Non signataire de la convention de Genève sur les réfugiés, la Libye affirme son rôle de pièce maîtresse du dispositif européen de lutte contre l’immigration irrégulière. Ce vendredi 15 mai, trois navires sous autorité italo-libyenne vont commencer à patrouiller au large des côtes libyennes (1.770 kilomètres) pour tenter de barrer la route aux migrants en partance vers l’Europe.

Dès les 7 et 10 mai, Tripoli a accepté le rapatriement sur son sol de centaines d’exilés interceptés par la marine italienne en Méditerranée dans les eaux internationales. Et cela, sans que ces personnes venues d’Afrique sub-saharienne n’aient eu la possibilité de demander l’asile politique en Italie ou ailleurs en Europe. Les embarcations en perdition avaient lancé des SOS par téléphone dans l’espoir d’obtenir de l’aide (sous l’onglet Prolonger, le détail de la législation internationale en matière de sauvetage en haute mer).

Depuis cette date, s’est félicité le ministre de l’intérieur italien Roberto Maroni, « nous avons repoussé plus de 500 clandestins que nous aurions dû accueillir » s’ils s’étaient trouvés dans les eaux italiennes. « Nous ne faisons que les reconduire d’où ils sont venus », s’est-il défendu face aux protestations suscitées par cette opération. Ce responsable de la Ligue du Nord a salué une « journée historique ».

Le chef de la diplomatie, Franco Frattini, s’est défaussé sur Brice Hortefeux, l’ex-ministre de l’immigration français. Rome, selon lui, ne fait qu’« appliquer le Pacte européen sur l’immigration ». « Quand nous repoussons les clandestins, a-t-il ajouté lors d’une conférence de presse le 9 mai, nous le faisons au nom de la Pologne, de l’Irlande, de l’Allemagne... pas seulement de l’Italie. »
Silvio Berlusconi a affirmé, quant à lui, qu’il n’y avait là « aucun scandale ». « La gauche avait ouvert la porte à une Italie multiethnique : ce ne sont pas nos idées », a-t-il déclaré tout en se réjouissant de la visite de Mouammar Kadhafi à Rome du 10 au 12 juin.

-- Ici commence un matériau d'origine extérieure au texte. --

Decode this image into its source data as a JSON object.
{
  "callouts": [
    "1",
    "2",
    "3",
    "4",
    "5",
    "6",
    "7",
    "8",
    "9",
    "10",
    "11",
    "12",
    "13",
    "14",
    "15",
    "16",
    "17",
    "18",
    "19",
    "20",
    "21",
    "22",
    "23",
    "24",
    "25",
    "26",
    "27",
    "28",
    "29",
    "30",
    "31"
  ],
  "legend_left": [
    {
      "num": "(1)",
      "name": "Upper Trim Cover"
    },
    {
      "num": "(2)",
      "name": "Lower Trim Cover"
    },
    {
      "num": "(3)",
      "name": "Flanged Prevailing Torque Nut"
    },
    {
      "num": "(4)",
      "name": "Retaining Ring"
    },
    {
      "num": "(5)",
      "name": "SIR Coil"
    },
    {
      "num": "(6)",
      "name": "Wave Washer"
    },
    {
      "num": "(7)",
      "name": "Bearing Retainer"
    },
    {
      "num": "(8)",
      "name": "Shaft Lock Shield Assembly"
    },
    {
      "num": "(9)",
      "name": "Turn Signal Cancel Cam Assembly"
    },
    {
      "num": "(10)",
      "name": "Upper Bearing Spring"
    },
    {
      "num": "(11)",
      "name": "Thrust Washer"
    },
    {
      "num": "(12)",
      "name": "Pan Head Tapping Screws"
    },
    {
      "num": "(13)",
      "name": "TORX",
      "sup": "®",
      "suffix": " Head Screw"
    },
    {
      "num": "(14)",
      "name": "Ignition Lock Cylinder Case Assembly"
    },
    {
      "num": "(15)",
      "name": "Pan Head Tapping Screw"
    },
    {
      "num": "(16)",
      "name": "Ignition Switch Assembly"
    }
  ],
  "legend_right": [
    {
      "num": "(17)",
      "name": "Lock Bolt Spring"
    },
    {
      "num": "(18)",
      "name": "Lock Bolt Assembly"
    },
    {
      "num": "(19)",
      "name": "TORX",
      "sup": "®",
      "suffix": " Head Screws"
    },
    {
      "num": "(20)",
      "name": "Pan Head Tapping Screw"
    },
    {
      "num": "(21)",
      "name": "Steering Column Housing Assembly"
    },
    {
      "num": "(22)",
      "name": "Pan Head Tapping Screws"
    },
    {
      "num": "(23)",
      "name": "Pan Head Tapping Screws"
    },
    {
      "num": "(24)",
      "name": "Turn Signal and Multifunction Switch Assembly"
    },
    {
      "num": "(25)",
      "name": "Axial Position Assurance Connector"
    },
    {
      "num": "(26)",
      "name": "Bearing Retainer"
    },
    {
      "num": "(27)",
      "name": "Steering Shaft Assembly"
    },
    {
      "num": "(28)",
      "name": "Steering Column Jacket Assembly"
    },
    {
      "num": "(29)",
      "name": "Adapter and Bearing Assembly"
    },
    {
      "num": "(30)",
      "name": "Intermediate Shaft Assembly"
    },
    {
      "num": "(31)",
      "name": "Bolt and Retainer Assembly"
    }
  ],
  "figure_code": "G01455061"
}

Adopté en octobre 2008 lors de la présidence française de l’Union européenne (UE), le Pacte sur l’immigration, proposé par la France, prévoit de « lutter contre l’immigration irrégulière, notamment en assurant le retour dans leur pays d’origine ou vers un pays de transit des étrangers en situation irrégulière ». Sauf que ces migrants ont été interceptés dans les eaux internationales, si bien qu’aucune législation n’autorise à les qualifier d’illégaux. Par ailleurs, quel que soit leur statut, ils sont censés pouvoir déposer, s’ils le souhaitent, une demande d’asile dans le pays par lequel ils sont recueillis.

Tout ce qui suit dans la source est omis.